Frame marshaling perf

EncodeBatch migrated to AppendMarshal, dropping per-encode allocations on the hot path. Server-side throughput and client CPU both benefit at high frame rates. Closes #130.

Compatibility

Wire protocol: unchanged. v1.7 clients work against v1.6 servers and vice versa.
server_config.json: no breaking changes.
client_config.json: no breaking changes. idle_slots_per_bucket default changes from 1 to 2 if unset; existing configs that explicitly set the value are unaffected.
apps_script/Code.gs: RELAY_URL constant renamed to RELAY_URLS (array).

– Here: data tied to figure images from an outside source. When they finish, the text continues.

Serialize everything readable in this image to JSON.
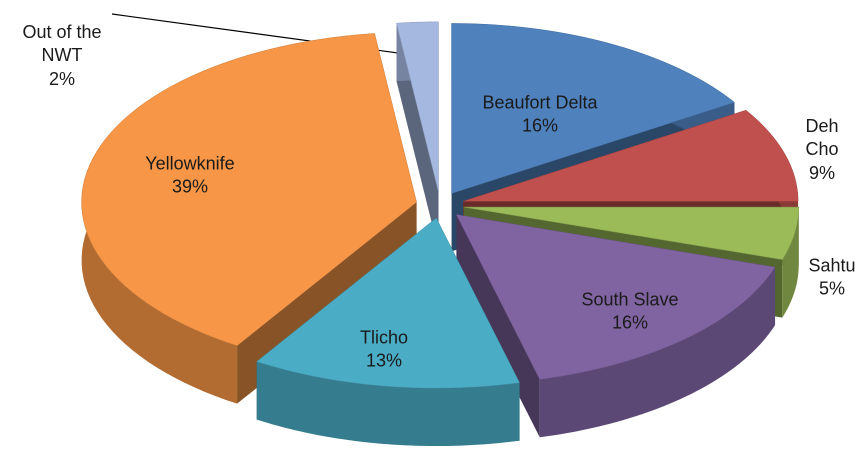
{
  "chart_data": {
    "type": "pie",
    "categories": [
      "Beaufort Delta",
      "Deh Cho",
      "Sahtu",
      "South Slave",
      "Tlicho",
      "Yellowknife",
      "Out of the NWT"
    ],
    "values": [
      16,
      9,
      5,
      16,
      13,
      39,
      2
    ],
    "value_labels": [
      "16%",
      "9%",
      "5%",
      "16%",
      "13%",
      "39%",
      "2%"
    ],
    "colors": [
      "#4f81bd",
      "#c0504d",
      "#9bbb59",
      "#8064a2",
      "#4bacc6",
      "#f79646",
      "#a5b8e0"
    ]
  }
}
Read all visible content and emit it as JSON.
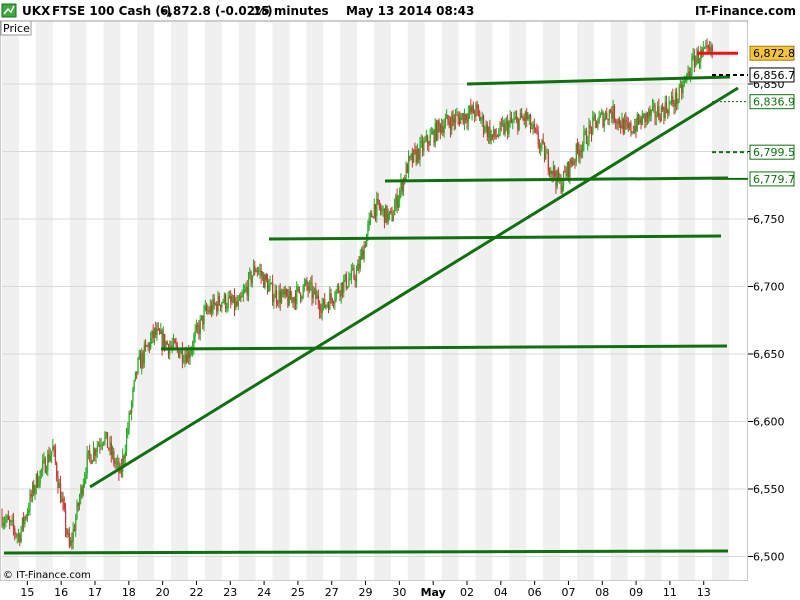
{
  "header": {
    "symbol": "UKX",
    "instrument": "FTSE 100 Cash (-)",
    "quote": "6,872.8 (-0.02%)",
    "interval": "15 minutes",
    "datetime": "May 13 2014 08:43",
    "brand": "IT-Finance.com"
  },
  "panel_label": "Price",
  "copyright": "© IT-Finance.com",
  "chart_data": {
    "type": "candlestick",
    "ylim": [
      6490,
      6890
    ],
    "y_ticks": [
      {
        "value": 6500,
        "label": "6,500"
      },
      {
        "value": 6550,
        "label": "6,550"
      },
      {
        "value": 6600,
        "label": "6,600"
      },
      {
        "value": 6650,
        "label": "6,650"
      },
      {
        "value": 6700,
        "label": "6,700"
      },
      {
        "value": 6750,
        "label": "6,750"
      },
      {
        "value": 6800,
        "label": "6,800"
      },
      {
        "value": 6850,
        "label": "6,850"
      }
    ],
    "x_labels": [
      {
        "label": "15",
        "idx": 1.5
      },
      {
        "label": "16",
        "idx": 3.5
      },
      {
        "label": "17",
        "idx": 5.5
      },
      {
        "label": "18",
        "idx": 7.5
      },
      {
        "label": "20",
        "idx": 9.5
      },
      {
        "label": "22",
        "idx": 11.5
      },
      {
        "label": "23",
        "idx": 13.5
      },
      {
        "label": "24",
        "idx": 15.5
      },
      {
        "label": "25",
        "idx": 17.5
      },
      {
        "label": "27",
        "idx": 19.5
      },
      {
        "label": "29",
        "idx": 21.5
      },
      {
        "label": "30",
        "idx": 23.5
      },
      {
        "label": "May",
        "idx": 25.5,
        "bold": true
      },
      {
        "label": "02",
        "idx": 27.5
      },
      {
        "label": "04",
        "idx": 29.5
      },
      {
        "label": "06",
        "idx": 31.5
      },
      {
        "label": "07",
        "idx": 33.5
      },
      {
        "label": "08",
        "idx": 35.5
      },
      {
        "label": "09",
        "idx": 37.5
      },
      {
        "label": "11",
        "idx": 39.5
      },
      {
        "label": "13",
        "idx": 41.5
      }
    ],
    "x_count": 44,
    "price_anchors": [
      [
        0,
        6530
      ],
      [
        1,
        6515
      ],
      [
        2,
        6555
      ],
      [
        3,
        6580
      ],
      [
        4,
        6505
      ],
      [
        5,
        6570
      ],
      [
        6,
        6590
      ],
      [
        7,
        6560
      ],
      [
        8,
        6640
      ],
      [
        9,
        6665
      ],
      [
        10,
        6655
      ],
      [
        11,
        6650
      ],
      [
        12,
        6680
      ],
      [
        13,
        6690
      ],
      [
        14,
        6685
      ],
      [
        15,
        6715
      ],
      [
        16,
        6695
      ],
      [
        17,
        6690
      ],
      [
        18,
        6700
      ],
      [
        19,
        6685
      ],
      [
        20,
        6700
      ],
      [
        21,
        6710
      ],
      [
        22,
        6760
      ],
      [
        23,
        6750
      ],
      [
        24,
        6790
      ],
      [
        25,
        6805
      ],
      [
        26,
        6820
      ],
      [
        27,
        6825
      ],
      [
        28,
        6830
      ],
      [
        29,
        6810
      ],
      [
        30,
        6820
      ],
      [
        31,
        6825
      ],
      [
        32,
        6800
      ],
      [
        33,
        6775
      ],
      [
        34,
        6800
      ],
      [
        35,
        6820
      ],
      [
        36,
        6830
      ],
      [
        37,
        6815
      ],
      [
        38,
        6825
      ],
      [
        39,
        6830
      ],
      [
        40,
        6840
      ],
      [
        41,
        6870
      ],
      [
        42,
        6872.8
      ]
    ],
    "candle_count": 560,
    "up_color": "#22aa22",
    "down_color": "#cc3333",
    "trendlines": [
      {
        "x1": 90,
        "y1": 487,
        "x2": 738,
        "y2": 88
      },
      {
        "x1": 467,
        "y1": 84,
        "x2": 730,
        "y2": 77
      },
      {
        "x1": 385,
        "y1": 181,
        "x2": 728,
        "y2": 178
      },
      {
        "x1": 269,
        "y1": 239,
        "x2": 721,
        "y2": 236
      },
      {
        "x1": 161,
        "y1": 349,
        "x2": 727,
        "y2": 346
      },
      {
        "x1": 4,
        "y1": 553,
        "x2": 728,
        "y2": 551
      }
    ],
    "trend_color": "#107010",
    "price_tags": [
      {
        "value": 6872.8,
        "label": "6,872.8",
        "style": "current"
      },
      {
        "value": 6856.7,
        "label": "6,856.7",
        "style": "black-dash"
      },
      {
        "value": 6836.9,
        "label": "6,836.9",
        "style": "green-dot"
      },
      {
        "value": 6799.5,
        "label": "6,799.5",
        "style": "green-dash"
      },
      {
        "value": 6779.7,
        "label": "6,779.7",
        "style": "green-solid"
      }
    ],
    "current_marker_color": "#ee1111",
    "current_tag_color": "#f5c542"
  }
}
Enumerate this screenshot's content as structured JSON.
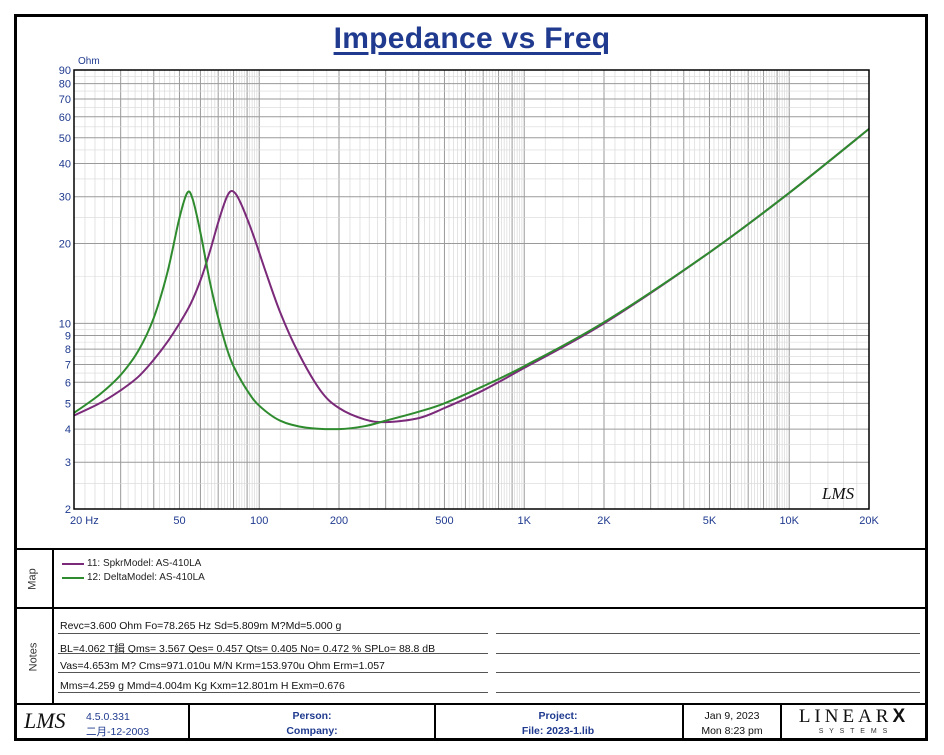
{
  "chart_data": {
    "type": "line",
    "title": "Impedance vs Freq",
    "ylabel": "Ohm",
    "x_scale": "log",
    "y_scale": "log",
    "xlim": [
      20,
      20000
    ],
    "ylim": [
      2,
      90
    ],
    "x_tick_labels": [
      "20 Hz",
      "50",
      "100",
      "200",
      "500",
      "1K",
      "2K",
      "5K",
      "10K",
      "20K"
    ],
    "x_tick_values": [
      20,
      50,
      100,
      200,
      500,
      1000,
      2000,
      5000,
      10000,
      20000
    ],
    "y_tick_labels": [
      "2",
      "3",
      "4",
      "5",
      "6",
      "7",
      "8",
      "9",
      "10",
      "20",
      "30",
      "40",
      "50",
      "60",
      "70",
      "80",
      "90"
    ],
    "y_tick_values": [
      2,
      3,
      4,
      5,
      6,
      7,
      8,
      9,
      10,
      20,
      30,
      40,
      50,
      60,
      70,
      80,
      90
    ],
    "grid": true,
    "series": [
      {
        "name": "11: SpkrModel: AS-410LA",
        "color": "#7b2a7a",
        "x": [
          20,
          25,
          30,
          35,
          40,
          45,
          50,
          55,
          60,
          65,
          70,
          75,
          78.3,
          82,
          87,
          95,
          105,
          120,
          140,
          170,
          200,
          250,
          300,
          400,
          500,
          700,
          1000,
          2000,
          5000,
          10000,
          20000
        ],
        "y": [
          4.5,
          5.0,
          5.6,
          6.3,
          7.3,
          8.5,
          10.0,
          11.8,
          14.5,
          18.5,
          24.0,
          29.5,
          31.5,
          30.5,
          27.0,
          21.5,
          16.0,
          11.0,
          7.8,
          5.6,
          4.8,
          4.35,
          4.25,
          4.4,
          4.8,
          5.6,
          6.8,
          10.0,
          18.5,
          31.0,
          54.0
        ]
      },
      {
        "name": "12: DeltaModel: AS-410LA",
        "color": "#2e8b2e",
        "x": [
          20,
          25,
          30,
          35,
          40,
          45,
          50,
          53.5,
          56,
          60,
          65,
          70,
          75,
          80,
          90,
          100,
          120,
          150,
          200,
          250,
          300,
          400,
          500,
          700,
          1000,
          2000,
          5000,
          10000,
          20000
        ],
        "y": [
          4.6,
          5.4,
          6.4,
          7.9,
          10.5,
          15.5,
          25.0,
          31.0,
          29.5,
          22.0,
          14.5,
          10.5,
          8.2,
          6.9,
          5.6,
          4.9,
          4.3,
          4.05,
          4.0,
          4.1,
          4.3,
          4.65,
          5.0,
          5.8,
          6.9,
          10.1,
          18.5,
          31.0,
          54.0
        ]
      }
    ]
  },
  "logo": {
    "text": "LMS"
  },
  "map": {
    "label": "Map",
    "entries": [
      {
        "text": "11: SpkrModel: AS-410LA",
        "color": "#7b2a7a"
      },
      {
        "text": "12: DeltaModel: AS-410LA",
        "color": "#2e8b2e"
      }
    ]
  },
  "notes": {
    "label": "Notes",
    "lines": [
      "Revc=3.600 Ohm  Fo=78.265 Hz  Sd=5.809m M?Md=5.000 g",
      "BL=4.062 T緝  Qms= 3.567  Qes= 0.457  Qts= 0.405  No= 0.472 %  SPLo= 88.8 dB",
      "Vas=4.653m M? Cms=971.010u M/N  Krm=153.970u Ohm  Erm=1.057",
      "Mms=4.259 g  Mmd=4.004m Kg  Kxm=12.801m H  Exm=0.676"
    ]
  },
  "footer": {
    "logo": "LMS",
    "version": "4.5.0.331",
    "version_date": "二月-12-2003",
    "person": "Person:",
    "company": "Company:",
    "project": "Project:",
    "file": "File: 2023-1.lib",
    "date": "Jan  9, 2023",
    "time": "Mon  8:23 pm",
    "brand_main": "LINEAR",
    "brand_x": "X",
    "brand_sub": "S Y S T E M S"
  }
}
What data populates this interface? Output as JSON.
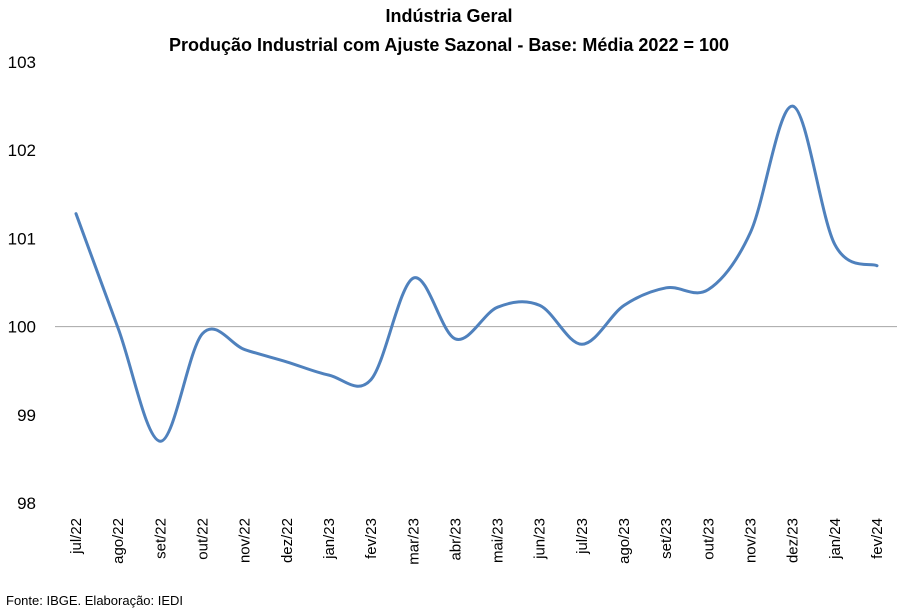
{
  "chart_data": {
    "type": "line",
    "title": "Indústria Geral",
    "subtitle": "Produção Industrial com Ajuste Sazonal - Base: Média 2022 = 100",
    "xlabel": "",
    "ylabel": "",
    "categories": [
      "jul/22",
      "ago/22",
      "set/22",
      "out/22",
      "nov/22",
      "dez/22",
      "jan/23",
      "fev/23",
      "mar/23",
      "abr/23",
      "mai/23",
      "jun/23",
      "jul/23",
      "ago/23",
      "set/23",
      "out/23",
      "nov/23",
      "dez/23",
      "jan/24",
      "fev/24"
    ],
    "series": [
      {
        "name": "",
        "values": [
          101.28,
          99.98,
          98.7,
          99.92,
          99.74,
          99.6,
          99.45,
          99.4,
          100.55,
          99.86,
          100.22,
          100.24,
          99.8,
          100.24,
          100.44,
          100.42,
          101.07,
          102.5,
          100.93,
          100.69
        ],
        "color": "#4f81bd"
      }
    ],
    "ylim": [
      98,
      103
    ],
    "yticks": [
      "98",
      "99",
      "100",
      "101",
      "102",
      "103"
    ],
    "reference_line": 100,
    "reference_line_color": "#a6a6a6",
    "grid": false,
    "legend": "none"
  },
  "footer": {
    "source": "Fonte: IBGE. Elaboração: IEDI"
  }
}
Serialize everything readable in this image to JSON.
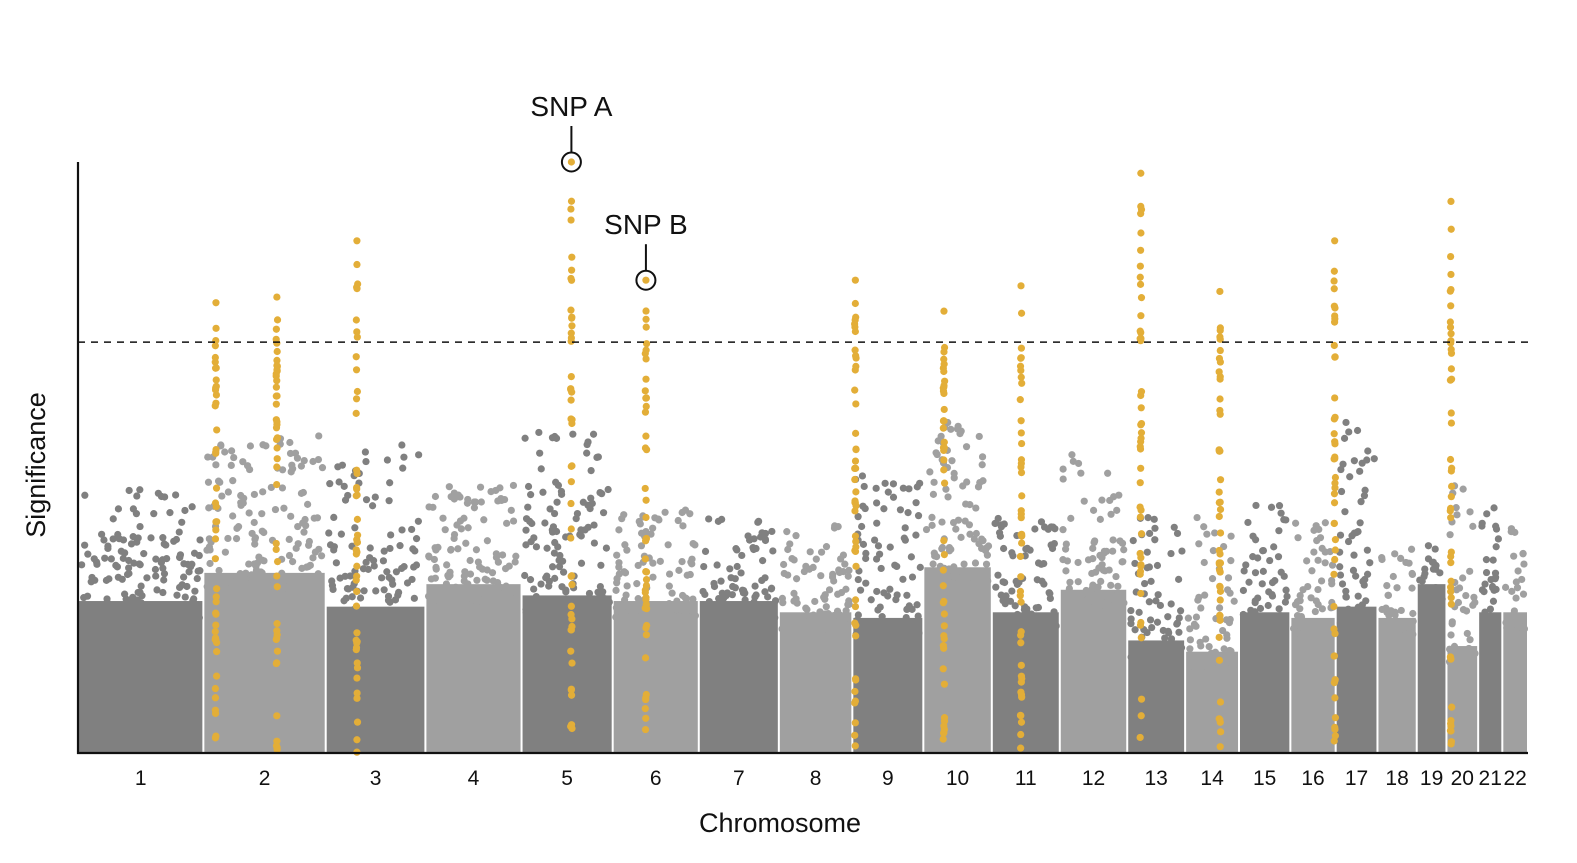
{
  "chart_data": {
    "type": "scatter",
    "subtype": "manhattan",
    "title": "",
    "xlabel": "Chromosome",
    "ylabel": "Significance",
    "ylim": [
      0,
      10.5
    ],
    "y_tick_labels_shown": false,
    "grid": false,
    "legend": "none",
    "threshold": {
      "value": 7.3,
      "style": "dashed",
      "color": "#111111"
    },
    "colors": {
      "dark": "#808080",
      "light": "#a0a0a0",
      "hit": "#e3ae38",
      "axis": "#111111"
    },
    "chromosomes": [
      {
        "label": "1",
        "length_mb": 249,
        "bulk": 2.7,
        "max": 4.7
      },
      {
        "label": "2",
        "length_mb": 243,
        "bulk": 3.2,
        "max": 5.7
      },
      {
        "label": "3",
        "length_mb": 198,
        "bulk": 2.6,
        "max": 5.5
      },
      {
        "label": "4",
        "length_mb": 191,
        "bulk": 3.0,
        "max": 4.9
      },
      {
        "label": "5",
        "length_mb": 181,
        "bulk": 2.8,
        "max": 5.7
      },
      {
        "label": "6",
        "length_mb": 171,
        "bulk": 2.7,
        "max": 4.4
      },
      {
        "label": "7",
        "length_mb": 159,
        "bulk": 2.7,
        "max": 4.2
      },
      {
        "label": "8",
        "length_mb": 146,
        "bulk": 2.5,
        "max": 4.1
      },
      {
        "label": "9",
        "length_mb": 141,
        "bulk": 2.4,
        "max": 5.0
      },
      {
        "label": "10",
        "length_mb": 136,
        "bulk": 3.3,
        "max": 5.9
      },
      {
        "label": "11",
        "length_mb": 135,
        "bulk": 2.5,
        "max": 4.2
      },
      {
        "label": "12",
        "length_mb": 134,
        "bulk": 2.9,
        "max": 5.3
      },
      {
        "label": "13",
        "length_mb": 115,
        "bulk": 2.0,
        "max": 4.3
      },
      {
        "label": "14",
        "length_mb": 107,
        "bulk": 1.8,
        "max": 4.2
      },
      {
        "label": "15",
        "length_mb": 102,
        "bulk": 2.5,
        "max": 4.6
      },
      {
        "label": "16",
        "length_mb": 90,
        "bulk": 2.4,
        "max": 4.1
      },
      {
        "label": "17",
        "length_mb": 83,
        "bulk": 2.6,
        "max": 5.9
      },
      {
        "label": "18",
        "length_mb": 78,
        "bulk": 2.4,
        "max": 3.7
      },
      {
        "label": "19",
        "length_mb": 59,
        "bulk": 3.0,
        "max": 3.8
      },
      {
        "label": "20",
        "length_mb": 63,
        "bulk": 1.9,
        "max": 4.8
      },
      {
        "label": "21",
        "length_mb": 48,
        "bulk": 2.5,
        "max": 4.4
      },
      {
        "label": "22",
        "length_mb": 51,
        "bulk": 2.5,
        "max": 4.1
      }
    ],
    "hits": [
      {
        "chromosome": "2",
        "position_mb": 25,
        "peak": 8.0
      },
      {
        "chromosome": "2",
        "position_mb": 146,
        "peak": 8.1
      },
      {
        "chromosome": "3",
        "position_mb": 62,
        "peak": 9.1
      },
      {
        "chromosome": "5",
        "position_mb": 99,
        "peak": 10.5,
        "annotation": "SNP A"
      },
      {
        "chromosome": "6",
        "position_mb": 66,
        "peak": 8.4,
        "annotation": "SNP B"
      },
      {
        "chromosome": "9",
        "position_mb": 6,
        "peak": 8.4
      },
      {
        "chromosome": "10",
        "position_mb": 41,
        "peak": 7.85
      },
      {
        "chromosome": "11",
        "position_mb": 58,
        "peak": 8.3
      },
      {
        "chromosome": "13",
        "position_mb": 27,
        "peak": 10.3
      },
      {
        "chromosome": "14",
        "position_mb": 69,
        "peak": 8.2
      },
      {
        "chromosome": "16",
        "position_mb": 88,
        "peak": 9.1
      },
      {
        "chromosome": "20",
        "position_mb": 9,
        "peak": 9.8
      }
    ]
  }
}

Old deployments keep working until you redeploy.

Upgrading

Update binaries on your client and VPS (use scripts/deploy.sh user@host for the server).
Optional but recommended: redeploy apps_script/Code.gs to pick up the loop guard and the opt-in invocation counter.
No config edits required.

Benchmark deltas vs v1.6.0

Metric	v1.6.0	v1.7.0	Δ
Upload 8 MB / single session	4.49 MB/s	5.61 MB/s	+25%
Upload 8 MB / 4 sessions	21.97 MB/s	22.02 MB/s	≈ tie
Download 8 MB / single session	19.93 MB/s	20.10 MB/s	≈ tie
TTFB p50 / p95 / p99	352 / 352 / 352 ms	352 / 353 / 353 ms	≈ tie

Connect-data bundling verified at ~98% in the worst-case bench shape (ttfb_p50_p95, Dial → Write → Read 50×). The 1–2% race surfaced in #144 is real but bounded; not worth gating release on.